Scenario	Dataset Size	Confidence	Margin	Rare Rate	Recommended Test	Validation	Training
Balanced classifier audit	10,000	95%	3%	12%	965	1,000	8,035
Rare event detector	2,500	95%	5%	8%	500	250	1,750
Large production benchmark	120,000	99%	2%	4%	4,024	12,000	103,976

Formula used

The calculator first estimates the test sample size for a proportion, then corrects it for finite datasets, expands it for design complexity, and checks rare-class coverage.

n0 = (Z² × p × (1 - p)) / e²

n = (N × n0) / (N + n0 - 1)

n_adjusted = n × design effect

rare coverage need = minimum rare cases / rare class rate

final test size = min(max(n_adjusted, rare coverage need), dataset limit)

Z is the standard score for your confidence level.

p is the expected model success rate or target proportion.

e is the acceptable margin of error.

N is the total labeled dataset size.

How to use this calculator

Enter the total labeled records available for training, validation, and testing.
Select a confidence level and target margin of error for your evaluation.
Set the expected proportion.
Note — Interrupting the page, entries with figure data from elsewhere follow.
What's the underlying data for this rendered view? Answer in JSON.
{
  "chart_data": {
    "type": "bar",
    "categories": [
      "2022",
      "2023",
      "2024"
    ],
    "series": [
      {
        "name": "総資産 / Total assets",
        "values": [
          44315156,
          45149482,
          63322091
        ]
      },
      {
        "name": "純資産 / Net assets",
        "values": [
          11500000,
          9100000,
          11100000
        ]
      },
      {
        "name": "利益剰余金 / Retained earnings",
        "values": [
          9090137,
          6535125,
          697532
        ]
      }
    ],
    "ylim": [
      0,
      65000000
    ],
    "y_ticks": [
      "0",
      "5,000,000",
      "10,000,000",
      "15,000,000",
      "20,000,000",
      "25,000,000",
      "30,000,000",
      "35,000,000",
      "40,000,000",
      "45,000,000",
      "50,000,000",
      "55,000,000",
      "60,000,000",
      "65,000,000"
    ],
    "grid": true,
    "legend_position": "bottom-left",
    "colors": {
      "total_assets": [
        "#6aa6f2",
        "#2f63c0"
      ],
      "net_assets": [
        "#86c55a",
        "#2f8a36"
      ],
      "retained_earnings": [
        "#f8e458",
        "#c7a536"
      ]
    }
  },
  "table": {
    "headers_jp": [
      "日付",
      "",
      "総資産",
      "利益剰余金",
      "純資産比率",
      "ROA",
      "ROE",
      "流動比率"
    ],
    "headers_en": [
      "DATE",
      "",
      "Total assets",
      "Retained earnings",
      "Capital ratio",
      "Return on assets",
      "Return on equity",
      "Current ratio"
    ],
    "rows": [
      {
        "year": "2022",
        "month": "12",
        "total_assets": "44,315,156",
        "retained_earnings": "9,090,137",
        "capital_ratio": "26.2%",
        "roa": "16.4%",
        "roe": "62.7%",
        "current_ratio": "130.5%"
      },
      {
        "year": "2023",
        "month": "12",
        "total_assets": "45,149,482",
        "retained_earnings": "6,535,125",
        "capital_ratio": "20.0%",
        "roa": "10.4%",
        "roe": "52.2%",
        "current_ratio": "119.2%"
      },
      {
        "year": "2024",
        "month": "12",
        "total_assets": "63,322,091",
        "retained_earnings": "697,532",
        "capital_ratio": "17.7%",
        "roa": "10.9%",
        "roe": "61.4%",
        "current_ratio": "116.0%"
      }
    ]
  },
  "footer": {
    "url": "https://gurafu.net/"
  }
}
Use 50% when uncertainty is highest.
Apply a design effect above 1 when data are clustered or less independent.
Reserve a validation share and minimum training share that match your workflow.
Add rare-class rate and minimum rare examples when minority coverage matters.
Submit the form and review the recommended test size, split shares, and achieved margin.
Download the result as CSV or PDF for planning notes, model cards, or experiment logs.

Frequently asked questions

1. Why not always use a 20% test split?

A fixed percentage ignores confidence goals, finite population effects, and class imbalance. This calculator sizes the test set from statistical targets first, then checks practical training constraints.

2. What does the expected proportion mean?

It represents the metric or class proportion you expect to measure, such as accuracy or positive prediction rate. A 50% value is conservative because it produces the largest required sample size.

3. When should I increase the design effect?

Raise it when records are correlated, clustered, duplicated, or drawn from repeated sessions. A higher design effect inflates the test size to compensate for lower effective independence.

4. Why is finite population correction important?

When the full labeled dataset is not huge, sampling many records reduces uncertainty faster. Finite population correction lowers the needed sample size compared with infinite-population formulas.

5. How does rare class coverage affect the answer?

If you need a minimum number of minority examples, the calculator may enlarge the test set beyond the statistical minimum. This helps make per-class evaluation more stable and interpretable.

6. What if the recommendation is capped?

A cap means your training and validation requirements leave less room than the statistical recommendation requested. You may need a larger dataset, looser precision, or smaller reserved shares.

7. Should validation come from the training data instead?

For many workflows, yes. This calculator treats validation as a separate reserved share because many teams plan dataset partitions explicitly before model iteration begins.

8. Can I use this for regression models?

Yes, as a planning approximation. Use an expected proportion or normalized success estimate as a proxy, then validate the split with domain-specific error analysis afterward.